7. An Indigenous Longing

How long will it take for our indigenous selves, lost so long ago to the empire of greed and power, to come home? There’s anger among indigenous people—especially among those who grew up with a sense of what it’s like to have an intact relationship with the earth—of what white man (or people of European ancestry) has done to them, to our shared home. But there’s also anger and deep grief that I and others I’ve met carry because of what we lost so long ago, and long to return to—that indigenous part of ourselves that has also been blocked from coming home to more sustainable ways of living on earth. So, the journey continues… img_1514[1].jpg

Blog 7: End of September, 1996—As I write letters to the East, to the land I left behind, I feel fear in my stomach. What is this fear? Is this heavy feeling my doubt, of being entrapped by the past? I feel disconnected in my writing, yet I want to write “I love you” all over the page. This New Mexico land, the Spanish music, and this desert   sun bathe me in contentment. But I feel frustrated because I can’t touch this contentment, I can’t get any closer to it, and I don’t know how to express this.
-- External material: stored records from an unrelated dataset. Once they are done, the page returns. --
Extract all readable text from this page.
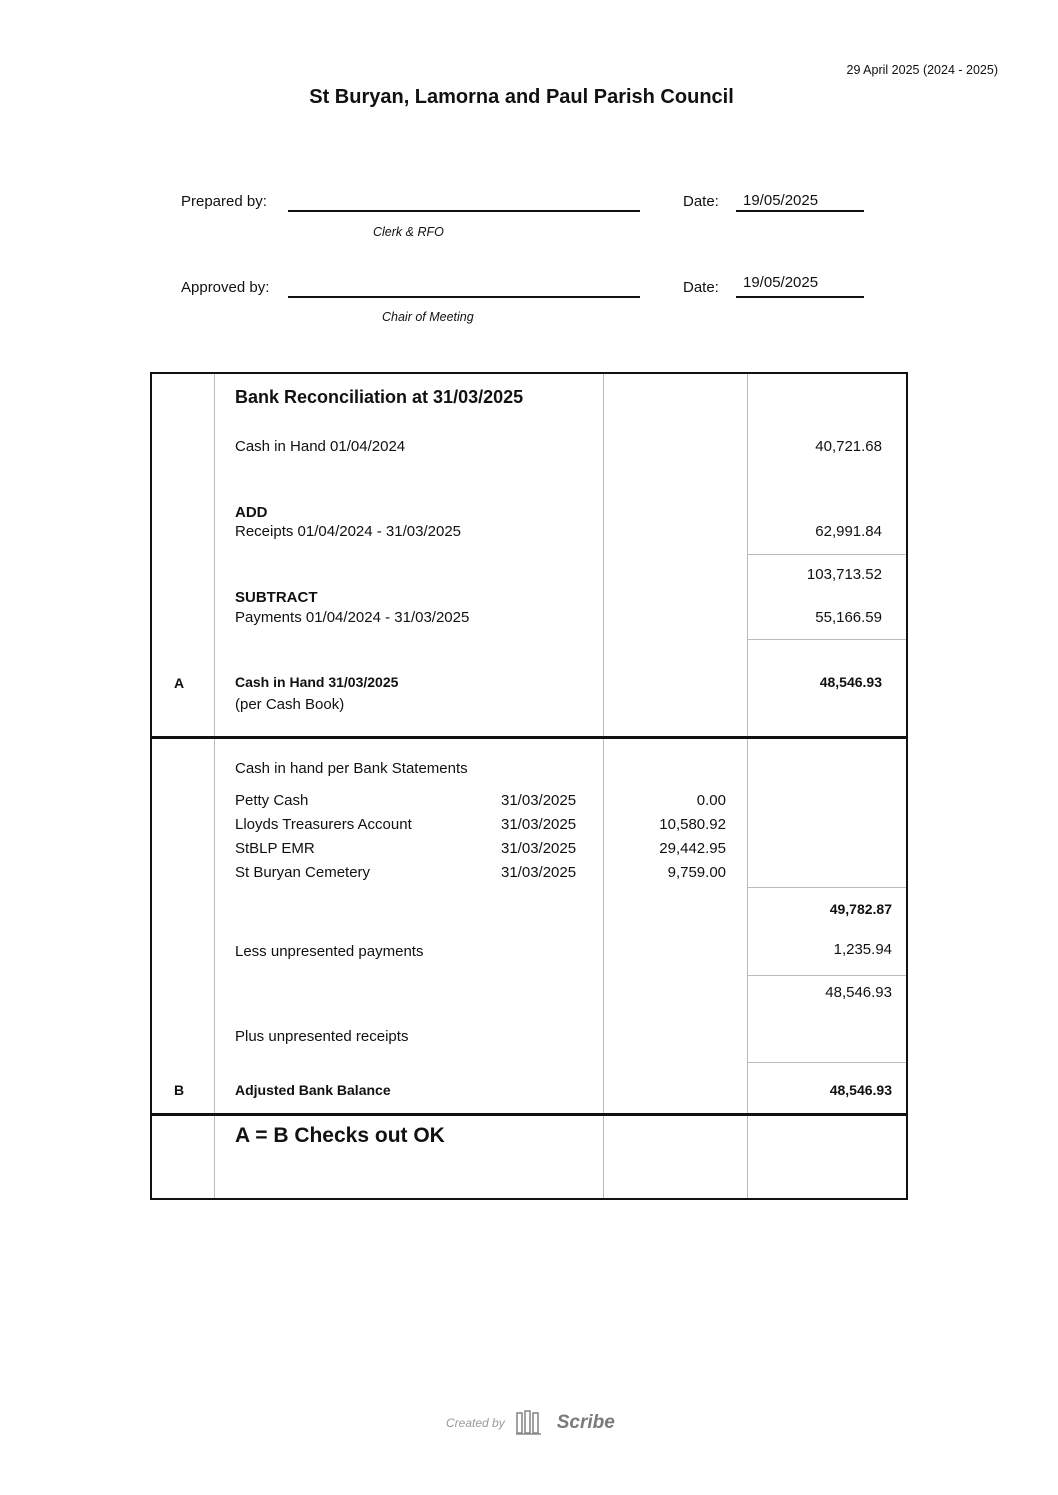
29 April 2025 (2024 - 2025)
St Buryan, Lamorna and Paul Parish Council
Prepared by:
Clerk & RFO
Date: 19/05/2025
Approved by:
Chair of Meeting
Date: 19/05/2025
Bank Reconciliation at 31/03/2025
Cash in Hand 01/04/2024	40,721.68
ADD
Receipts 01/04/2024 - 31/03/2025	62,991.84
103,713.52
SUBTRACT
Payments 01/04/2024 - 31/03/2025	55,166.59
A	Cash in Hand 31/03/2025
(per Cash Book)
48,546.93
Cash in hand per Bank Statements
Petty Cash	31/03/2025	0.00
Lloyds Treasurers Account	31/03/2025	10,580.92
StBLP EMR	31/03/2025	29,442.95
St Buryan Cemetery	31/03/2025	9,759.00
49,782.87
Less unpresented payments	1,235.94
48,546.93
Plus unpresented receipts
B	Adjusted Bank Balance	48,546.93
A = B Checks out OK
Created by	Scribe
Last night, I had a dream about running around and not accomplishing a thing. But then I saw a Native American man who abruptly interrupted my dream. He appeared like a flash of light following me, trying to speak to me. There was no escaping this man’s face. There was an immediacy of someone following me, and no matter how many directions I placed my attention, he was there tapping me on the shoulder. In my dream, or maybe it was in reality, I abruptly sat up. The man appeared inside an old photograph, rough on the edges, blurry and lighter in the inside. I sense he’s been trying to catch up to me, follow me, and only at this point did he break through. It’s as if there’s another level of awareness that exists and I can’t avoid it.

Despite my dreams and several attempts by native people to break through and speak to me, I continue moving fast, carrying the old ways with me. I drive around New Mexico, up north toward Taos, where I sleep under stars only to be awakened to a high-pitched cry coming, perhaps, from a fox. I retreat into my tent and feel my civilized fears heightened inside these wide-open New Mexican lands. Maybe I’m not as free as I wish I were. I am here, though, waiting for a miracle, for God to speak—for bushes to suddenly burn and for some prophetic spirit to jump out and show me the way. I am waiting for insights, for clarity to understand my power and the earth’s gift and power that holds me. But I’m moving too quickly to hear, even in my dreams.


5. Stopping for Peace


Blog 5: September 21, 1996—Spanish poet Antonio Machado once wrote, “Caminante, no hay camino, se hace camino al andar,” (wanderer there is no path, the path is made while walking). The truth of these words became reality shortly after I arrived in Albuquerque, New Mexico in the fall of 1996. I was passing through this sleepy city on my way to the West Coast, but my path changed as I listened to the still breath inside the high-desert air.

“Go on,” I told my friends when I visited with them in Santa Fe. “I’m staying for a while in New Mexico.” My travel companions, Jane and Geri, bid me farewell as they set out for San Francisco to build a new life. I drove down to Albuquerque, to a sense of peace awaiting me, along with vast emptiness. “I’ll meet up with you soon,” I said. “I just need a bit of time in the desert.”

Now, it’s one day at a time—or at least I tell myself, as I stay in New Mexico, uncertain of what is next. Life is about getting over addition—addiction to the way I’ve learned to live disconnected.  I don’t know anything, I realize. This is all. I surrender every day and yet each day I feel moments of yearning for something more.

I hear a woman on a radio show talk about the earth and finding God. I almost tear up. Pachamama, mother earth, is tired and her children are losing her, I feel.

Then at night, I dream that the wife of our portero (the man who maintained our apartment complex in Spain as a kid) comes to me and says, “You’re back. I waited two years.” (I had visited New Mexico briefly two years earlier). I wake up with a sense of awe about NOTHING. It’s like waking up every morning to a lover and an ease that I have never felt. I see where I belong for once. I am home. My challenge is to keeping coming home to the home within the home, because home isn’t in one place, but inside different layers of places and spaces. All the possibility is here because I am in a place that nurtures me.

In the morning, I sit looking out the window, out at the front yard, and I feel like crying again because I experience peace. My body is curled up inside this earth. I feel mother holding me, and I know there is love, great love inside me here.


Caminante, son tus huellas              Wanderer, your footsteps are
el camino, y nada más;                      the path, and nothing else;
caminante, no hay camino,              wanderer, there is no path,
se hace camino al andar.                   the path is made by walking.
Al andar se hace camino,                  Walking makes the path,
y al volver la vista atrás                     and on glancing back
se ve la senda que nunca                   one sees the path
se ha de volver a pisar.                       that will never trod again.
Caminante, no hay camino,              Wanderer, there is no path—
sino estelas en la mar.                        Just waves in the sea.